"In this urgent and lyrically astute new compilation, Philippines-born Pimentel, winner of the American Book Award for Insides She Swallowed, writes about the huge divide between El Paso, TX, and murder-slicked, drug war-ravaged Juarez directly across the Rio Grande. . . . Affecting and well wrought; Pimentel is a poet to watch.”
—Library Journal
“Sasha Pimentel threads the complex and intricate geographies of lives across borders: Wyoming, Montparnasse, Saudi Arabia, Ilocos, Manila, but primarily El Paso and Ciudad Juárez in Mexico, where there have been more than forty-eight thousand documented fatalities and more than five thousand disappeared in relation to the drug trade. . . . The crossings Pimentel speaks of are perilous, but I am glad to have her as a guide, because she has the capacity for finding the smallest lights in the incinerated cities, shining through glass or the throats of pipes.”
—Luisa A. Igloria, author of Ode to the Heart Smaller Than a Pencil Eraser
“The poetry of Sasha Pimentel is visceral, haunting, searing. This is a poet who sees what most of us would rather not see. Her vision ranges from the thousands of women murdered in Juárez to the single boy dragging the body of his mother, dead of dehydration, across the border into New Mexico. In language of fierce compassion and tenderness, Pimentel humanizes the dehumanized. And oh, how we need such poems.”

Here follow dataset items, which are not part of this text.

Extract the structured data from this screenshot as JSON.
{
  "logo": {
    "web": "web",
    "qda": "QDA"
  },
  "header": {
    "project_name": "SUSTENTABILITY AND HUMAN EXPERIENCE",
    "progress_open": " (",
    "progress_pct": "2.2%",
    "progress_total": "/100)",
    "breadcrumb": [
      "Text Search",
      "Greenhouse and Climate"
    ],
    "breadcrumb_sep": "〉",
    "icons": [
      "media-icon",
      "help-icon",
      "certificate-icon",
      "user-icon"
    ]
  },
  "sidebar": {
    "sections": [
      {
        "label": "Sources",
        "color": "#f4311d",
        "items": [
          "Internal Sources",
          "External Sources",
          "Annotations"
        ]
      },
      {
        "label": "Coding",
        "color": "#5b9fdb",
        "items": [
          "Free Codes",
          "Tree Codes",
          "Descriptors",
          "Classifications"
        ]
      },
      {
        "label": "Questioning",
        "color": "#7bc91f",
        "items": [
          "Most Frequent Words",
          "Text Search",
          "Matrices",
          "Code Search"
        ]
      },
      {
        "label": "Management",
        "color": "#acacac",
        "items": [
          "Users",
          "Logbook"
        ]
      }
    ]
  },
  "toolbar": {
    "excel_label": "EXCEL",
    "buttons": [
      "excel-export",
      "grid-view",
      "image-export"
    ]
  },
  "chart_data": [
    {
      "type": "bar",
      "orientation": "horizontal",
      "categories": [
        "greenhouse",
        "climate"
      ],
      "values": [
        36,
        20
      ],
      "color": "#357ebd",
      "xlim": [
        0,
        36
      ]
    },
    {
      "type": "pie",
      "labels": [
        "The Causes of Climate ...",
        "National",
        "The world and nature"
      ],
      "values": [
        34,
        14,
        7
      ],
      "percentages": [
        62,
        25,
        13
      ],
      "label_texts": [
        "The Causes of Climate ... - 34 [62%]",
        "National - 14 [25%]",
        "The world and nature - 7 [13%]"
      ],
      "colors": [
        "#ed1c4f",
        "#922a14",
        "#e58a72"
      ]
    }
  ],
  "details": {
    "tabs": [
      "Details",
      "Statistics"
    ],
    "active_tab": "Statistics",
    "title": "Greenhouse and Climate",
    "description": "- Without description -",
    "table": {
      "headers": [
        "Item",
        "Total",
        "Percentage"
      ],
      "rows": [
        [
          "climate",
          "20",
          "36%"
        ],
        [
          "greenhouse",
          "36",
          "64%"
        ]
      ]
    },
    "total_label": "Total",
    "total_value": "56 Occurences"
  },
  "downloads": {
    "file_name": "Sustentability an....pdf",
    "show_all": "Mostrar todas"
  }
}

—Martín Espada, author of Vivas to Those Who Have Failed
“Sasha Pimentel writes evocatively of our irksome obsession—the Mexican border as riddled, tempestuous demarcation between faith and melancholy, expectation and despondency, shadow and glow. El Paso and Ciudad Juárez cling to opposite sides of a hellish boundary—and the poet crafts an existence emboldened by that fracture, trumpeting the triumphs and hazards of a love that defies its ragged edict. No other poet has dared this landscape with such a deft and intrepid touch, conjuring an expansive, revelatory and indispensable read. Nothing—nothing—in these pages has been done before.”